I played a convention game that started on a Imperial Fleet in the Solomani end of things. It started just shortly after word came in of the assassination. Each table (there were 3) were captains of different AHL class cruisers. Each PC was a senior officer with an assigned loyalty. And he knew who he thought on his crew had what loyalties.
It got going really when the Admiral on the BB came on to announce the fleets plans and loyalties, some commandos stormed the command center, and the CVA hit the BB with its meson gun. The BB went 'ouch', turned, and blew the CVA out of the water. Both were ruins. The Admiral and all command authority was dead.
Then the fun began.
I ran a Captain of one of the AHLs. I got my ship out of there. At least one other ship had the head of the combat air wing launch his fighter (after escaping an arrest), spin his fighter and dump a nuke right back down the accelerator.... (ow!).
It was incredibly fun as there was a status board showing things like shields/dampers/black globe status, fire control status, etc. I don't know how many times people launched fighters, brough up shields, etc. as paranoia moves. Some escorts even got uppity and got vaporized.
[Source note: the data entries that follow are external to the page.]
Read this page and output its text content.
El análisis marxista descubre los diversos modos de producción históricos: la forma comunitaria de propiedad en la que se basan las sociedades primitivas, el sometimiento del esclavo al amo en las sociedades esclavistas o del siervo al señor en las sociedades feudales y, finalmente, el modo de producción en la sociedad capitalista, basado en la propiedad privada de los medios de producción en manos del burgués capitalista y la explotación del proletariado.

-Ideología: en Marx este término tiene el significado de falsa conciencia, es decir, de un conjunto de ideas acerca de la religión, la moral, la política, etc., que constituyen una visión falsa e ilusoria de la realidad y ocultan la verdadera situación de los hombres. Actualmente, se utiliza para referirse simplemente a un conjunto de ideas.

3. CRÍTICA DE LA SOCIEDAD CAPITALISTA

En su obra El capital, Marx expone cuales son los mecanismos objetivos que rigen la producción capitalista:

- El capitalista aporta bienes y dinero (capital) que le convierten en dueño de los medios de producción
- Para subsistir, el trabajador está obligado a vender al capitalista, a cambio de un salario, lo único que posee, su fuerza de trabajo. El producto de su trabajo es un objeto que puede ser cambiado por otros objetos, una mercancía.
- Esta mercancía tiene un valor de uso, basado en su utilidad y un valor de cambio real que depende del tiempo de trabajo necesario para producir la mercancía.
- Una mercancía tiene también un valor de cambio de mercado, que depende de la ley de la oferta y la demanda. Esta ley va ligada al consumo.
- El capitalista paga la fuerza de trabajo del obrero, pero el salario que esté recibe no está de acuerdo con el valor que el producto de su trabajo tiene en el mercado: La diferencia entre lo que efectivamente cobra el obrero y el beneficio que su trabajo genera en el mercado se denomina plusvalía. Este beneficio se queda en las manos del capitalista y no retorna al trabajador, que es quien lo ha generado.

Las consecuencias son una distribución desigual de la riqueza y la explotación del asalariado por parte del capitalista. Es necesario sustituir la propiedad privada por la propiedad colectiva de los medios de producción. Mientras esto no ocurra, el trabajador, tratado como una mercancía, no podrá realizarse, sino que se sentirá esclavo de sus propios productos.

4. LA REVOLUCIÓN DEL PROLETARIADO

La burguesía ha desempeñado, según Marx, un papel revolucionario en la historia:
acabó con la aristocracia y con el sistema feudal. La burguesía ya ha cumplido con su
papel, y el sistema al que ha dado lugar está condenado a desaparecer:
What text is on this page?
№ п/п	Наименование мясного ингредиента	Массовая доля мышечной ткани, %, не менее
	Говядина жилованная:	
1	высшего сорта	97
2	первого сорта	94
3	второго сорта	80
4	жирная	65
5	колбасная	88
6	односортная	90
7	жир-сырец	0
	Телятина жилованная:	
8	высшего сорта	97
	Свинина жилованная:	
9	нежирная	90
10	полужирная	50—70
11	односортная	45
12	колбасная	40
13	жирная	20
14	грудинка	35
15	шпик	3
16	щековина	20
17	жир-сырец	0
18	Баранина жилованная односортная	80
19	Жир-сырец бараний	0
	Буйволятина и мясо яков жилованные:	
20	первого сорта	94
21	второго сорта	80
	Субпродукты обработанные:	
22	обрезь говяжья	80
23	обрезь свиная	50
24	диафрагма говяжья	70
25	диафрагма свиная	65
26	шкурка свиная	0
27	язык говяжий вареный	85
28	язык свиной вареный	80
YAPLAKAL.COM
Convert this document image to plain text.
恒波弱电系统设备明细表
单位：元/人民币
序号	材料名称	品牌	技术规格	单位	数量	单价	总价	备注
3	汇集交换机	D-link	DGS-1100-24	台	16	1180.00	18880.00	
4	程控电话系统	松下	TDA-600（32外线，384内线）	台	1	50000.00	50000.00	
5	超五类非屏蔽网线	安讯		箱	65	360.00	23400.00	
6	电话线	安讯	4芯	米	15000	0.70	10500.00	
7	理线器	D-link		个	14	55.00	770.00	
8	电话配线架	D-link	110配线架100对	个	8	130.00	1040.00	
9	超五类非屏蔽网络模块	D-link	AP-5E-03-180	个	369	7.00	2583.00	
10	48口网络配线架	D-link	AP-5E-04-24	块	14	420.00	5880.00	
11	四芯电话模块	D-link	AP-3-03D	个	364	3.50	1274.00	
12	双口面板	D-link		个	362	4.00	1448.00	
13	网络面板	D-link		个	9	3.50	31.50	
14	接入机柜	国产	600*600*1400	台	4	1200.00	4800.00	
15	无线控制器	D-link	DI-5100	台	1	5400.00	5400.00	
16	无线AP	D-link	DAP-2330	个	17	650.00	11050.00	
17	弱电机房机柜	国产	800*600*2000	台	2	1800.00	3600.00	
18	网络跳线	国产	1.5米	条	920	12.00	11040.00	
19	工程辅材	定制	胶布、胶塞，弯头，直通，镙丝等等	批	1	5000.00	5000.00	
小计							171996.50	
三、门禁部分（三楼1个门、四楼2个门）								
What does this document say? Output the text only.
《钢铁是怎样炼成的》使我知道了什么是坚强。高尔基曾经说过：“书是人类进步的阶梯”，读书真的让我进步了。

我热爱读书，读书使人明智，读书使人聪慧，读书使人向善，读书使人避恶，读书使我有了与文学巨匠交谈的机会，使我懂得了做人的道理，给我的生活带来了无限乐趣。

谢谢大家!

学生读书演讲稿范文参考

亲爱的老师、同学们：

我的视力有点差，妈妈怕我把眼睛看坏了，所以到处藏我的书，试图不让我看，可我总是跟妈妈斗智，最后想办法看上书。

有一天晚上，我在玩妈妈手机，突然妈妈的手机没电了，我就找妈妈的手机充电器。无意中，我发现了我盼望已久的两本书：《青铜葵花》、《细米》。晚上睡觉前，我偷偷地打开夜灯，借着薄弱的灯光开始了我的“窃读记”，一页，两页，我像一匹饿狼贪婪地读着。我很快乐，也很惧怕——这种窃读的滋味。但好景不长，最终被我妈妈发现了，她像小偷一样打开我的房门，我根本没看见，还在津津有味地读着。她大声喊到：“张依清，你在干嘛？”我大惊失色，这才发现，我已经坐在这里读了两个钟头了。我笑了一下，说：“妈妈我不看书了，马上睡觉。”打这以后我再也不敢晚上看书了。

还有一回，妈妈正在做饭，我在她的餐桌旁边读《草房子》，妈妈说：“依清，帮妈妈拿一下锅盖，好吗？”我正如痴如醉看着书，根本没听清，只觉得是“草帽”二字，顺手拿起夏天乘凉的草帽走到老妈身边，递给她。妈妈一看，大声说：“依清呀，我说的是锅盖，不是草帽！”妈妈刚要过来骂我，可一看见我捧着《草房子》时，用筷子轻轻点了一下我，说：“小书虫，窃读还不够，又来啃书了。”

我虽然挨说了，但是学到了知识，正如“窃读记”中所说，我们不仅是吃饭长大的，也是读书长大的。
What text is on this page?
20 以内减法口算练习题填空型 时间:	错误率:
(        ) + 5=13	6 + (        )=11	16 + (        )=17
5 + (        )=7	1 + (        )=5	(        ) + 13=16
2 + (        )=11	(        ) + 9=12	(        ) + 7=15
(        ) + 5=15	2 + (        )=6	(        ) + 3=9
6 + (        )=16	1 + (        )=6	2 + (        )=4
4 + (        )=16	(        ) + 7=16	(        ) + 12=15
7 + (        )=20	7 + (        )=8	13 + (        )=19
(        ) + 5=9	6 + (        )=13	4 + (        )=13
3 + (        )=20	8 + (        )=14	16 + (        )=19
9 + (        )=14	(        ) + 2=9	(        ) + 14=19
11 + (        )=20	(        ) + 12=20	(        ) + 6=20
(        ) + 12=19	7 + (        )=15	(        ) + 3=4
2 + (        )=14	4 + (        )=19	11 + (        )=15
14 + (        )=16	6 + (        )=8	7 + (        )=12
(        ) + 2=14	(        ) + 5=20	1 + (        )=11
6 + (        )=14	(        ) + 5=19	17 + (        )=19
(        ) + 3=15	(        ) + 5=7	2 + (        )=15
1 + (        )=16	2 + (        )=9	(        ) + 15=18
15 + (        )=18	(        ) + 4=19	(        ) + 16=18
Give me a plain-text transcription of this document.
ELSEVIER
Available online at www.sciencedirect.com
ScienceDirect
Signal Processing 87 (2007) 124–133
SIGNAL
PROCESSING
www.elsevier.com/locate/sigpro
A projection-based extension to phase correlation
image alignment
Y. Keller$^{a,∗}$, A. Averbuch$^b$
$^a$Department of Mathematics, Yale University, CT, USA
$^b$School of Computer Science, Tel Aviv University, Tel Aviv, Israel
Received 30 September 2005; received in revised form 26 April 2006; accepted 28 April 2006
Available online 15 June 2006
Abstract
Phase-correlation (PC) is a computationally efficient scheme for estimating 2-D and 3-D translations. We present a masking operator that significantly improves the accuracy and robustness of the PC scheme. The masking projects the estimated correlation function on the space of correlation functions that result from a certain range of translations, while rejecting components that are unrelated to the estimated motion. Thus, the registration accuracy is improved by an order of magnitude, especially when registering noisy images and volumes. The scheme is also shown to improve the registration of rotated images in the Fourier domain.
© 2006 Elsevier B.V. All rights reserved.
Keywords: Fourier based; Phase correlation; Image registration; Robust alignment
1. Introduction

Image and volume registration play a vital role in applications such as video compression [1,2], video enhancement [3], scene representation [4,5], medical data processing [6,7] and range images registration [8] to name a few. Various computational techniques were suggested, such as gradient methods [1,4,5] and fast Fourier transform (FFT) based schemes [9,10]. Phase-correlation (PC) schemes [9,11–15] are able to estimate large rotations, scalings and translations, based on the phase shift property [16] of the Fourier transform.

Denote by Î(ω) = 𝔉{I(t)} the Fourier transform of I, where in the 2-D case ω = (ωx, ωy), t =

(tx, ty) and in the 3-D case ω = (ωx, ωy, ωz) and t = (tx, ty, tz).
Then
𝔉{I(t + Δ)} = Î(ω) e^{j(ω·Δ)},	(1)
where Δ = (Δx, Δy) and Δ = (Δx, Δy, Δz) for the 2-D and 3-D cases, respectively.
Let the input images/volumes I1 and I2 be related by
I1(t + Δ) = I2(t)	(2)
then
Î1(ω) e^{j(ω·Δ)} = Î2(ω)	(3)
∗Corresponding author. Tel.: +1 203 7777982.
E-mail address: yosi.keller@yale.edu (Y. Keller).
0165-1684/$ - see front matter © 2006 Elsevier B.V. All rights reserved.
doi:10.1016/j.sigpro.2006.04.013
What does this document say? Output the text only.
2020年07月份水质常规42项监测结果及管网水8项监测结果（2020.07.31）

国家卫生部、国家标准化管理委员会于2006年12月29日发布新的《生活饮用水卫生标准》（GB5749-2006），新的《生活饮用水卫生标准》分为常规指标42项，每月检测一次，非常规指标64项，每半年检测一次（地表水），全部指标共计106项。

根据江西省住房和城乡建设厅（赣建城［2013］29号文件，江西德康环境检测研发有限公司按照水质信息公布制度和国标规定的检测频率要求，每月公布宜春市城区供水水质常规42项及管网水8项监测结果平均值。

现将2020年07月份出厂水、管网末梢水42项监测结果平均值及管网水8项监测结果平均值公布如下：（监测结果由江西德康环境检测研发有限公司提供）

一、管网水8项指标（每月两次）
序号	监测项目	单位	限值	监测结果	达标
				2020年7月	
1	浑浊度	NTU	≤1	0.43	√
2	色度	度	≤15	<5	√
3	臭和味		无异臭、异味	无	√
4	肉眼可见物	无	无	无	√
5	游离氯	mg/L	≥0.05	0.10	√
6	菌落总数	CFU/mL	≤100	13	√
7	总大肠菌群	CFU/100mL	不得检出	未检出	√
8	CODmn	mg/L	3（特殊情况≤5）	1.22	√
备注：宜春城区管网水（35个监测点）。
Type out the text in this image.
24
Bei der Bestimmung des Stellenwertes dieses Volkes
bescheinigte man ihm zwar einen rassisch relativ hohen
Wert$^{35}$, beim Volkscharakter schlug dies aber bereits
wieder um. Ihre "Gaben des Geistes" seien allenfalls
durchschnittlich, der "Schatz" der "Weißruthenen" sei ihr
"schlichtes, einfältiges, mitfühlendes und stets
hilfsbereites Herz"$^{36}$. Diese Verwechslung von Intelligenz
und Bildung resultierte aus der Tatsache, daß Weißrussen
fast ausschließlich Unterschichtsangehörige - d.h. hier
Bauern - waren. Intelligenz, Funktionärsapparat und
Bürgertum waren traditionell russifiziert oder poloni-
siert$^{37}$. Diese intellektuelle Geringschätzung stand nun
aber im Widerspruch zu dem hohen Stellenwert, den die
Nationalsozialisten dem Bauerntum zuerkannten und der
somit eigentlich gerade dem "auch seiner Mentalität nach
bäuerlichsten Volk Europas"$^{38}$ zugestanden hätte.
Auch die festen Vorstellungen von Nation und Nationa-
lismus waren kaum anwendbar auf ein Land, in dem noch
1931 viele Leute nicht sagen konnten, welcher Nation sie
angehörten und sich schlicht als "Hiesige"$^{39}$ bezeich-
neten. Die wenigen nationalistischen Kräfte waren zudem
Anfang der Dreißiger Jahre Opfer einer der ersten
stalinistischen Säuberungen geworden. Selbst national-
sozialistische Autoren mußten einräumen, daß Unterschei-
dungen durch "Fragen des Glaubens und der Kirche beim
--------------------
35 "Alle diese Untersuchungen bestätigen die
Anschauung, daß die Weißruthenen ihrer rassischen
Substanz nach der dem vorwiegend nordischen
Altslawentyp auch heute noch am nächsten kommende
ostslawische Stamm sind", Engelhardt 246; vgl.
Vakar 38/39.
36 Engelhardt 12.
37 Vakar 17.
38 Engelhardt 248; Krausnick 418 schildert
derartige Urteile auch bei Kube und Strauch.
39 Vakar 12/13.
On my own ship, the engineers had some alternate factional loyalty. I ordered the Marine major to sort out a fight on one of the gun decks. He was young (14 ish?) and the Ref asked him (playing an NCP) how to deal with it? Should he 'suppress' the deck? The kid was confused, so the NPC took his own head and used grenades and heavy firepower. We took a few casualties. But later, when the jump drive was down, I used that unfortunate incident to good effect and threatened to send the Marine Lt. (Lt. Mansel) down to 'assist in repairs'. Amazingly, the jump drive which was going to be out for two days got fixed in 4 hours. And we got out of that madhouse in one piece.
That's the kind of fun you can have with the Rebellion! And that's just at the outset. Espionage, various detective and film noire elements, outright military conflict, tragedy, pathos, you name it. The Rebellion has it all.
Except, as Larsen points out, an ending.